Will Obamacare 'exchanges' be ready in 60 days, when enrollment begins?
Under Obamacare, people without health insurance must sign up for it starting Oct. 1, using state-level shopping exchanges. Where critics see complexity and unintended consequences, a top administration official sees benefits and progress.
A top Obama administration official is pushing back against critics of the president’s signature health-care reform law, saying that implementation is “on track” and that the law will benefit average families.
Marilyn Tavenner, administrator of the Centers for Medicare and Medicaid Services, spoke Thursday, just 60 days before state-level health-care “exchanges” are scheduled to open for individuals to enroll under the Affordable Care Act.
The ACA calls for individuals who lack health insurance to sign up through an exchange – with the enrollment process for 2014 starting Oct. 1 – or to pay a tax penalty if they don’t buy coverage. President Obama’s vision is that the law, known as Obamacare, will sharply reduce the share of Americans who lack insurance, due to this mandate on individuals coupled with subsidies to help lower-income families pay for coverage.
Critics, however, say the law is creating a morass of complexity and unintended consequences, including the risk that small employers will drop coverage for their workers – undermining Mr. Obama’s pledge that “if you like the plan you have, you can keep it.”
Ms. Tavenner on Thursday sparred with House Republicans over their numerous concerns related to the law.
She said the administration is ready to grapple with the administrative challenge of checking Americans’ income – to see if people qualify for subsidized insurance. Noting that there is public “confusion” on this issue, she said that IRS data would help officials quickly verify incomes for most people, and that the government is turning to the firm Equifax for confirming data.
Only in a minority of cases, where IRS and Equifax numbers don’t agree, would the government need to further review what individuals self-report as they enroll, Tavenner said.
Under the law, each state may design its own insurance exchange, in which private insurance companies compete to offer plans that meet coverage standards set forth in the Obamacare law. Alternatively, a state can let the federal government set up its exchange – a commitment the administration is scrambling to fulfill in a number of states.
Tavenner said the exchanges will help American families by offering a new degree of transparency for consumers, and by spurring competition among insurers for their business.
“If I were eligible to enroll in an exchange plan, I would be happy to enroll in an exchange plan,” she said in response to one Republican question.
Partisan views differ on the question of cost. Tavenner cited evidence of cost-containment for individual insurance plans that are emerging under the ACA, while Republicans offered statistics about surging premiums.
In some states, Tavenner said, the cost of insurance on the exchanges is still speculation at this point.

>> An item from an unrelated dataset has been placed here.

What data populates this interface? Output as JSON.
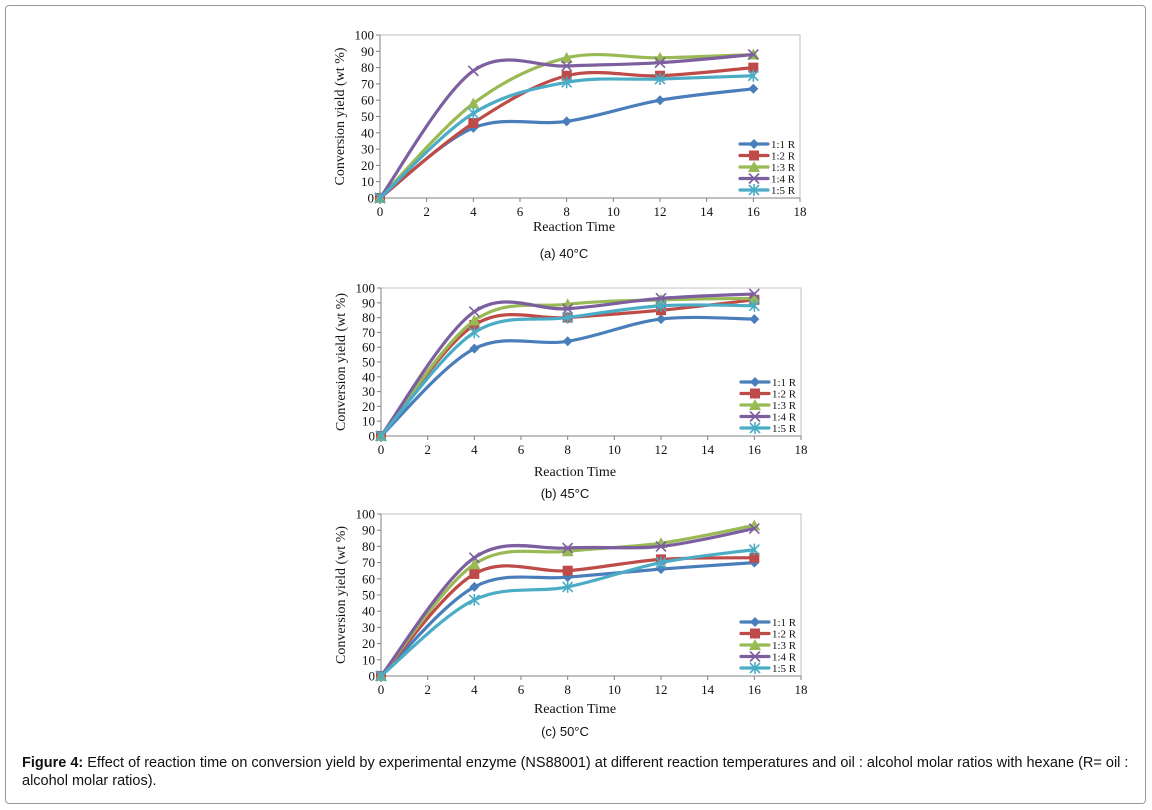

What many health-care experts agree on is that Obamacare, by itself, doesn’t resolve the longstanding question of how to tame the long-term rise of health-care costs.
Republicans also said at the hearing that some big complaints about the law are now coming from erstwhile supporters of Obama and of the ACA.
In a recent letter to congressional Democrats, three labor union leaders including James Hoffa of the Teamsters wrote that the promise of being able to keep current employer-based health benefits is “under threat.”
The letter, republished in a news report on The Wall Street Journal website, called for Congress to make “common-sense corrections” in the law. For example, the labor leaders said the law creates “an incentive for employers to keep employees’ work hours below 30 hours a week,” to avoid a health-insurance mandate – a mandate the Obama administration recently put on hold for a year.
The letter also complained that delaying the mandate represents a “huge accommodation for the employer community,” allowing businesses to postpone penalties for not offering health coverage.